Probably the reason they do it, I muse to myself, re-opening the file Connor has just browsed on my phone. Proving they're more than those sweaty alcoholics falling off kerbs and out of taxis in London's West End, where they're mostly known for wasting police time, and that getting on TV in places like The Gambia is better than being seen in Groucho's. As if central Africa is a posh yob's club outside of SIA and the licensing law's jurisdiction, where they don't have to adhere to a dress code and not swear.
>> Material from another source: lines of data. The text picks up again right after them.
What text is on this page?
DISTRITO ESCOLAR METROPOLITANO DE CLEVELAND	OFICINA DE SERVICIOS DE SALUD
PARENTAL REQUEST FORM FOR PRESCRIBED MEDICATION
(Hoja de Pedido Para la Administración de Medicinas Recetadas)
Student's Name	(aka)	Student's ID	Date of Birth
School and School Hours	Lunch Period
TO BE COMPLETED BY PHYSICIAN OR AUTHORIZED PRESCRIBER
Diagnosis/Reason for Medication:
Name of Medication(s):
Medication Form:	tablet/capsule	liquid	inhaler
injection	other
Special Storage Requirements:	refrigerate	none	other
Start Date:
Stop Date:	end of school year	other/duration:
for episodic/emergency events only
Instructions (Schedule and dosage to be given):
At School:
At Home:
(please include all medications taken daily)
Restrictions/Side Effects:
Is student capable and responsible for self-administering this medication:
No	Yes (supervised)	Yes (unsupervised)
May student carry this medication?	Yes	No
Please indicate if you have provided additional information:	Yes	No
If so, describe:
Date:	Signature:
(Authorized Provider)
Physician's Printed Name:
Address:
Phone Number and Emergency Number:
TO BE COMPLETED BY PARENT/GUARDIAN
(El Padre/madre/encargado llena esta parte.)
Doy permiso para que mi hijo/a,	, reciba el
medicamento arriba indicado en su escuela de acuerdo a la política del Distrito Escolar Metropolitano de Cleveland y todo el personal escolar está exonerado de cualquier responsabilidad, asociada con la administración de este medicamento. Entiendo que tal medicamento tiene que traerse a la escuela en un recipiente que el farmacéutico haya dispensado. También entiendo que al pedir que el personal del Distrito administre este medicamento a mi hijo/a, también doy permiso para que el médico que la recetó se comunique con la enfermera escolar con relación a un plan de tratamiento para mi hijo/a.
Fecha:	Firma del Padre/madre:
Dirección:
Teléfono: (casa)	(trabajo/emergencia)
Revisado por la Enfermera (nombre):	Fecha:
A combination of edgy open-air rock festival celebrity dive, and minimalist detox holiday for the rich. The opposites of
Robin Hood
, feeding their self-image and ego off the poor locals.

Connor was bang on the money in his response to her internet blog post. There's a lot of
I feel that…
opening sentences, fairly typical of someone with nothing real to say and a lot to speculate about. Speculating about the risks of underestimating the dangers that could be ahead, and keeping her identity secret, the thrill of a new challenge in uncharted waters, and the responsibility of such a task being given to her. And about what levels in society she must now be expected to mingle and familiarize herself with, whether her acting skills are up to standard in order to fit in, and not arouse suspicion. All acutely contrived clichés that could be applied to any new job, from Benefits Fraud Investigator, to Mystery Shopper, to Government Advisor On Education. She's got the skill of weaving stereotyped statements together vaguely enough to attract unqualified attention, not quite Mills & Boon standard, but definitely bored online bingo chat-room fodder, or Miss Haversham's Raffia Mafia audience. But still with nothing substantial or detailed or concrete enough to be termed a work of serious insight. More a fashion-victim of her own storylines, following whichever path she notes gains her the most attention. Maybe increasing her blog followers today by me and a couple of idle police monitors is spurring her on to write more about anything that comes into her head, fulfilling what she perceives is her public's demand.